Thesis (M.A.L.S.)--Georgetown University, 2009.; Includes bibliographical references. The first known portraitist in the southern colonies was Justus Engelhardt Kuhn (d. 1717), a German immigrant whose early work included pendant portraits of Eleanor Darnall (1704-1796) and her older brother, Henry (1702-1788?), as children. These full-length, ambitious and expensive paintings contain intriguing iconographic details that make them stylistically and visually different from paintings commissioned in the northern colonies. Some scholarly attention has been devoted to one aspect of the painting of Henry because of the inclusion of a slave in his portrait, though little attention has been paid to the equally complex and alluring portrait of Eleanor. No more than sixteen extant works by Kuhn are known, all painted between 1708 and 1717.; An interdisciplinary approach is used to identify the sitter in this portrait and investigate the painting's artistic and cultural aspects by exploring Colonial portraiture conventions, religious iconography, and Maryland history and law. In addition to reading scholarly articles and books on the subject, research for this thesis included interviews with scholars, curators and historians in the fields of American portraiture and Maryland Catholic history. Primary source material provided invaluable context for understanding this portrait.; This thesis offers a multi-dimensional analysis of the portrait of Eleanor Darnall, who became the mother of John Carroll, the first American Catholic archbishop and the founder of Georgetown University. Kuhn drew on a variety of traditions to convey the culture and values of his only known portrait clients, the prominent Carroll, Digges and Darnall families, during a time of fluctuating tolerance for Catholics in the American colonies.
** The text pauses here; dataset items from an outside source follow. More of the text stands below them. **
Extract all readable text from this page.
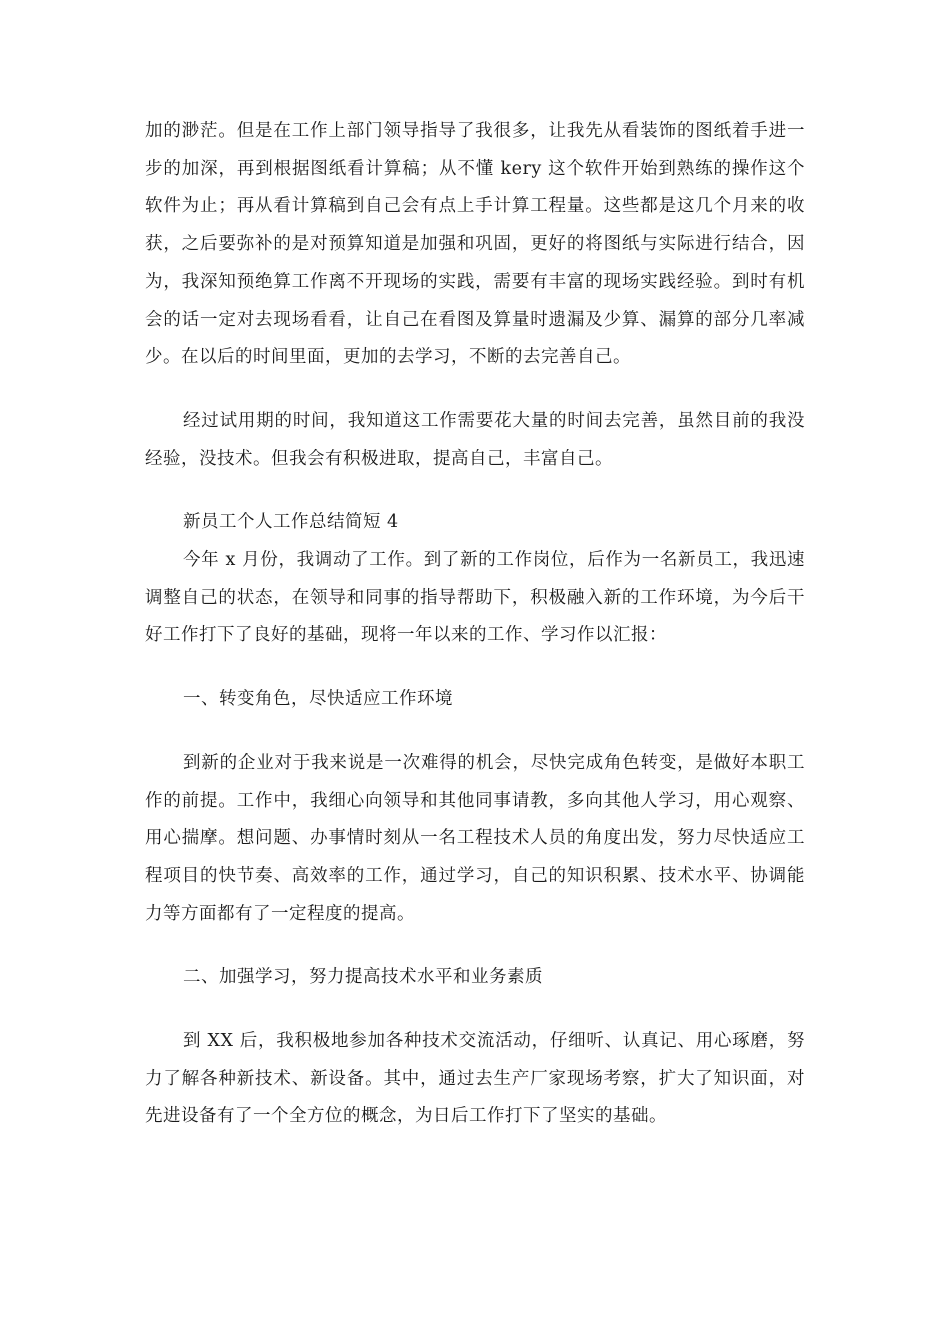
加的渺茫。但是在工作上部门领导指导了我很多，让我先从看装饰的图纸着手进一步的加深，再到根据图纸看计算稿；从不懂 kery 这个软件开始到熟练的操作这个软件为止；再从看计算稿到自己会有点上手计算工程量。这些都是这几个月来的收获，之后要弥补的是对预算知道是加强和巩固，更好的将图纸与实际进行结合，因为，我深知预绝算工作离不开现场的实践，需要有丰富的现场实践经验。到时有机会的话一定对去现场看看，让自己在看图及算量时遗漏及少算、漏算的部分几率减少。在以后的时间里面，更加的去学习，不断的去完善自己。

经过试用期的时间，我知道这工作需要花大量的时间去完善，虽然目前的我没经验，没技术。但我会有积极进取，提高自己，丰富自己。

新员工个人工作总结简短 4

今年 x 月份，我调动了工作。到了新的工作岗位，后作为一名新员工，我迅速调整自己的状态，在领导和同事的指导帮助下，积极融入新的工作环境，为今后干好工作打下了良好的基础，现将一年以来的工作、学习作以汇报：

一、转变角色，尽快适应工作环境

到新的企业对于我来说是一次难得的机会，尽快完成角色转变，是做好本职工作的前提。工作中，我细心向领导和其他同事请教，多向其他人学习，用心观察、用心揣摩。想问题、办事情时刻从一名工程技术人员的角度出发，努力尽快适应工程项目的快节奏、高效率的工作，通过学习，自己的知识积累、技术水平、协调能力等方面都有了一定程度的提高。

二、加强学习，努力提高技术水平和业务素质

到 XX 后，我积极地参加各种技术交流活动，仔细听、认真记、用心琢磨，努力了解各种新技术、新设备。其中，通过去生产厂家现场考察，扩大了知识面，对先进设备有了一个全方位的概念，为日后工作打下了坚实的基础。
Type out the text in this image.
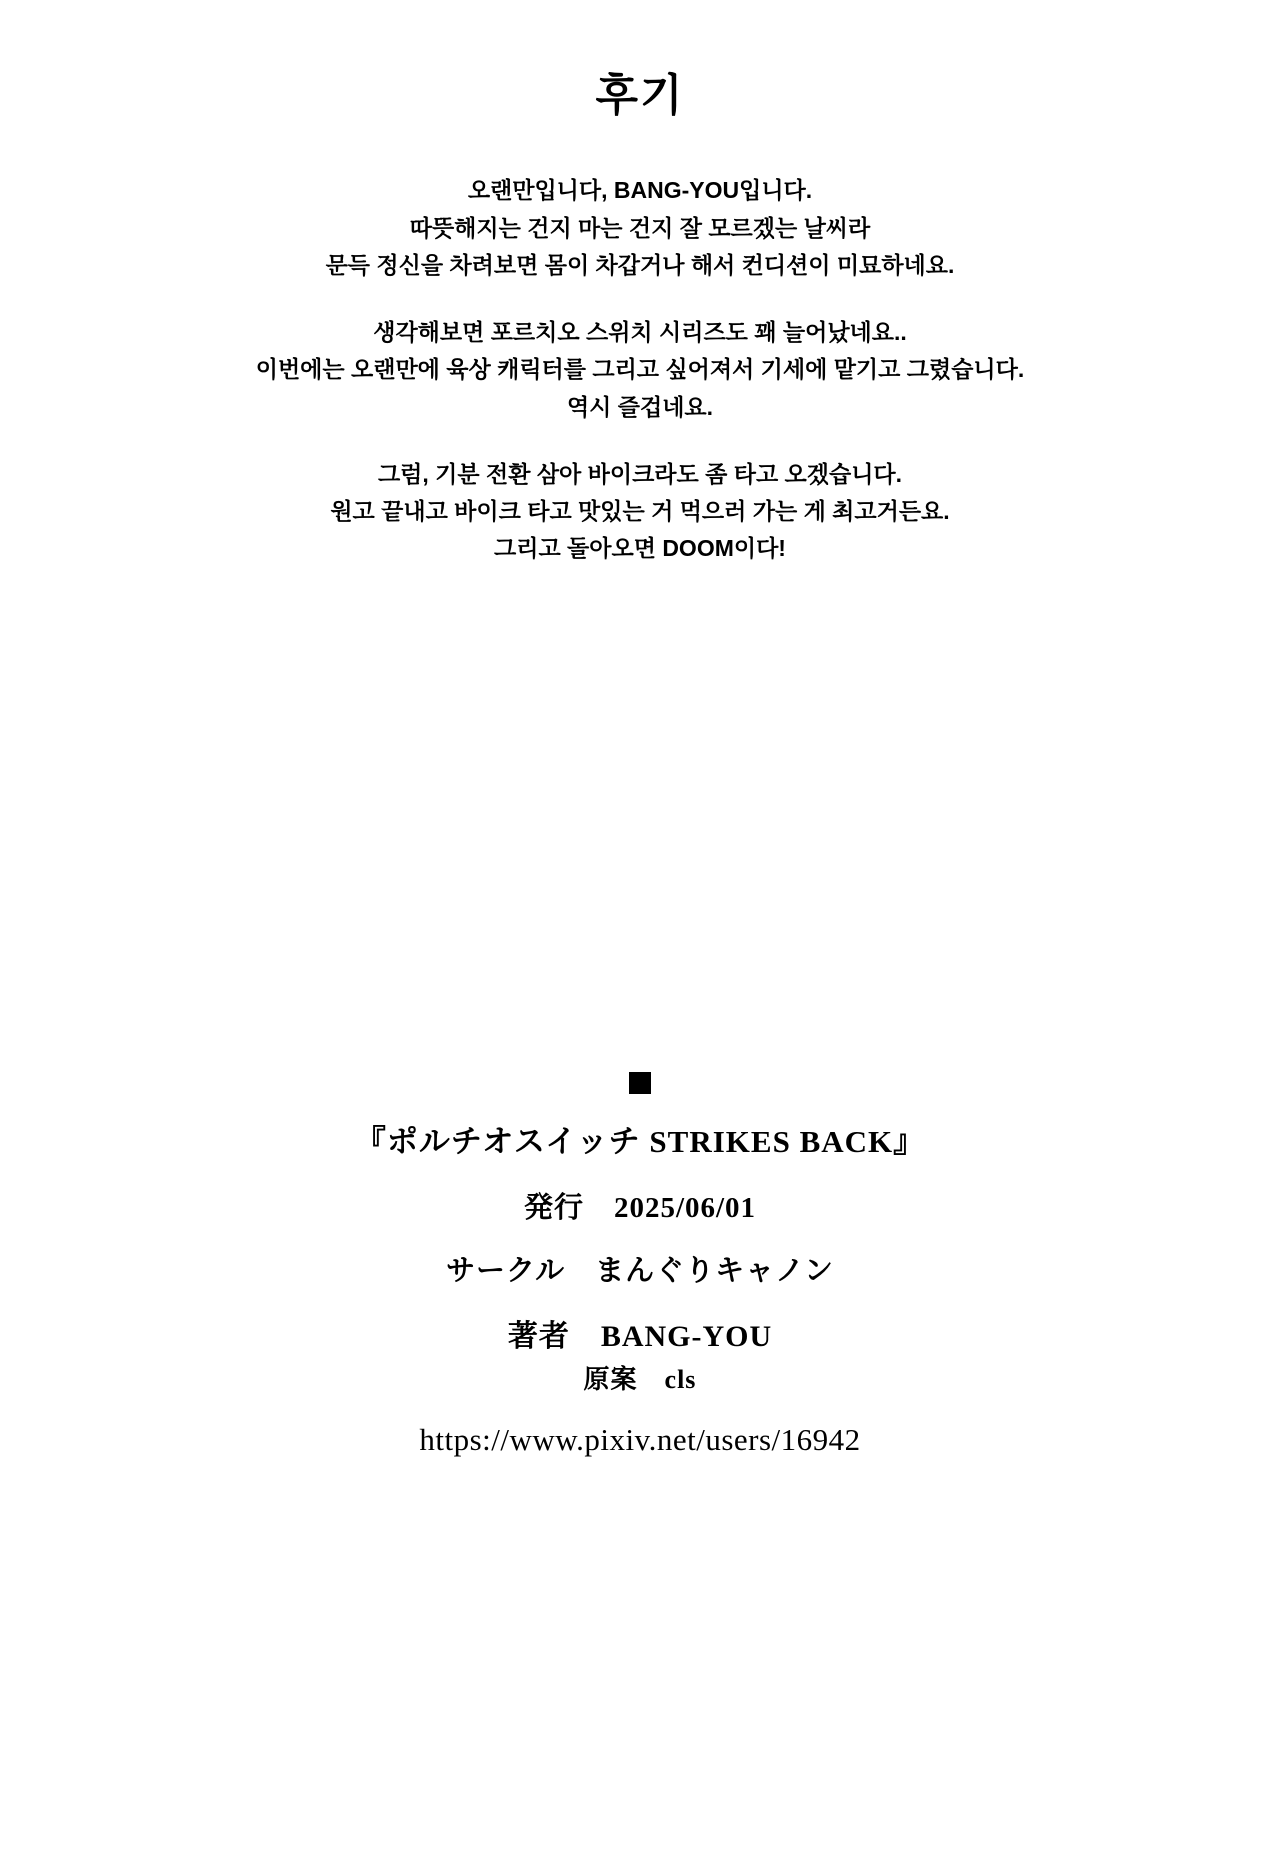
후기

오랜만입니다, BANG-YOU입니다.
따뜻해지는 건지 마는 건지 잘 모르겠는 날씨라
문득 정신을 차려보면 몸이 차갑거나 해서 컨디션이 미묘하네요.

생각해보면 포르치오 스위치 시리즈도 꽤 늘어났네요..
이번에는 오랜만에 육상 캐릭터를 그리고 싶어져서 기세에 맡기고 그렸습니다.
역시 즐겁네요.

그럼, 기분 전환 삼아 바이크라도 좀 타고 오겠습니다.
원고 끝내고 바이크 타고 맛있는 거 먹으러 가는 게 최고거든요.
그리고 돌아오면 DOOM이다!

『ポルチオスイッチ STRIKES BACK』
発行　2025/06/01
サークル　まんぐりキャノン
著者　BANG-YOU
原案　cls
https://www.pixiv.net/users/16942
Though only a few scholars have given Kuhn's body of work serious attention, this thesis will argue that the artist offers significant insight into the social, cultural, and religious values of his prominent clients through the portraits he created. This paper contends that the portrait not only preserved the image of the sitter and confirmed the family's wealth and status, but that it also symbolized the family's political allegiance, provided a means of social mobility for the artist, and served to document the family's Catholic faith through its multiple layers of iconography.